Depending on individual circumstances, alternatives may include:

  • Immobilization without reduction (casting or splinting) may be considered for non-displaced or acceptably aligned fractures.
  • Open reduction and internal fixation (ORIF) can be used when alignment cannot generally be restored or maintained with closed methods, or when joint congruity requires direct visualization.
  • Closed reduction with percutaneous pinning (CRPP) may be used when closed alignment is achievable but stability is limited with casting alone.
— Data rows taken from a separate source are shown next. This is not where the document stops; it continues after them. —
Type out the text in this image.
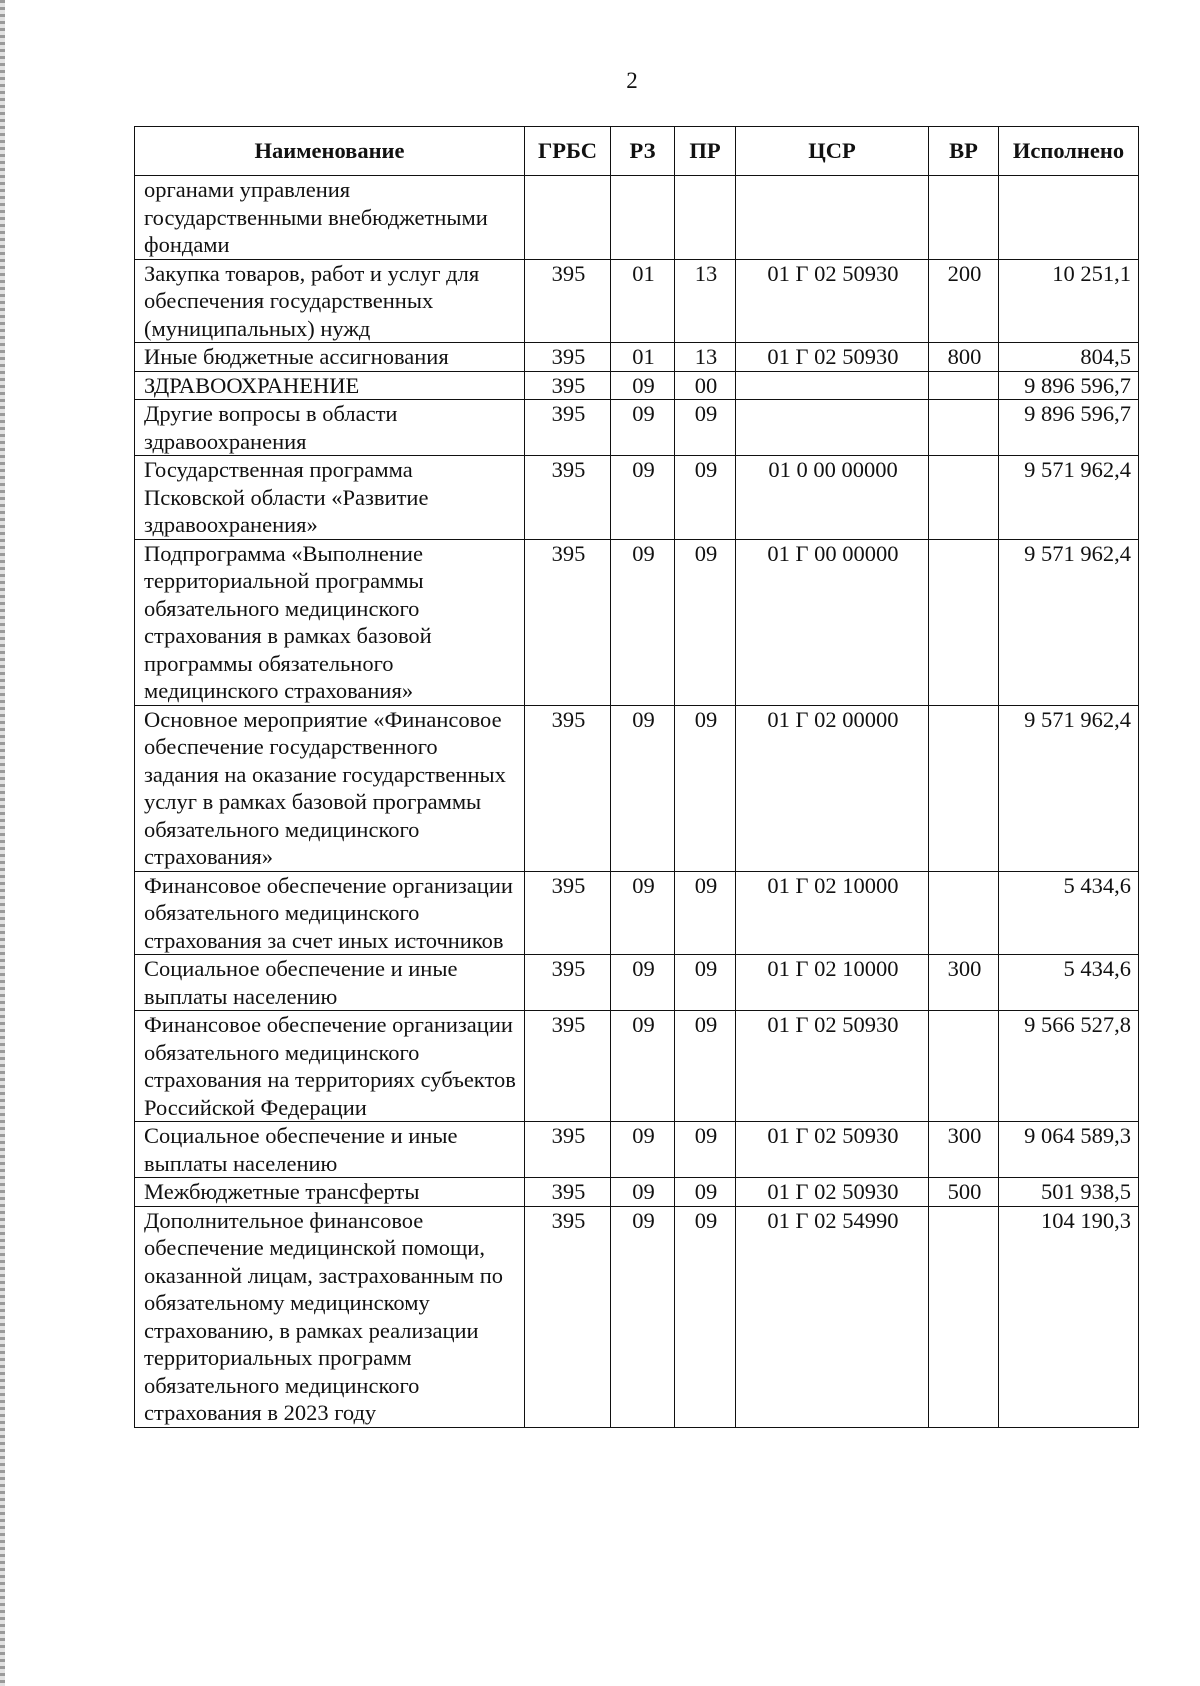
2
Наименование	ГРБС	РЗ	ПР	ЦСР	ВР	Исполнено
органами управления государственными внебюджетными фондами						
Закупка товаров, работ и услуг для обеспечения государственных (муниципальных) нужд	395	01	13	01 Г 02 50930	200	10 251,1
Иные бюджетные ассигнования	395	01	13	01 Г 02 50930	800	804,5
ЗДРАВООХРАНЕНИЕ	395	09	00			9 896 596,7
Другие вопросы в области здравоохранения	395	09	09			9 896 596,7
Государственная программа Псковской области «Развитие здравоохранения»	395	09	09	01 0 00 00000		9 571 962,4
Подпрограмма «Выполнение территориальной программы обязательного медицинского страхования в рамках базовой программы обязательного медицинского страхования»	395	09	09	01 Г 00 00000		9 571 962,4
Основное мероприятие «Финансовое обеспечение государственного задания на оказание государственных услуг в рамках базовой программы обязательного медицинского страхования»	395	09	09	01 Г 02 00000		9 571 962,4
Финансовое обеспечение организации обязательного медицинского страхования за счет иных источников	395	09	09	01 Г 02 10000		5 434,6
Социальное обеспечение и иные выплаты населению	395	09	09	01 Г 02 10000	300	5 434,6
Финансовое обеспечение организации обязательного медицинского страхования на территориях субъектов Российской Федерации	395	09	09	01 Г 02 50930		9 566 527,8
Социальное обеспечение и иные выплаты населению	395	09	09	01 Г 02 50930	300	9 064 589,3
Межбюджетные трансферты	395	09	09	01 Г 02 50930	500	501 938,5
Дополнительное финансовое обеспечение медицинской помощи, оказанной лицам, застрахованным по обязательному медицинскому страхованию, в рамках реализации территориальных программ обязательного медицинского страхования в 2023 году	395	09	09	01 Г 02 54990		104 190,3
  • External fixation can be considered for certain unstable fractures, significant soft-tissue swelling, or polytrauma scenarios where staged management may be preferred.
  • Traction (temporary or definitive in selected cases) can be used to maintain length and alignment, particularly in specific fracture types or settings.
  • Arthroplasty or joint replacement can be considered in selected fractures (often in older adults) where fixation may be less reliable and functional restoration is prioritized.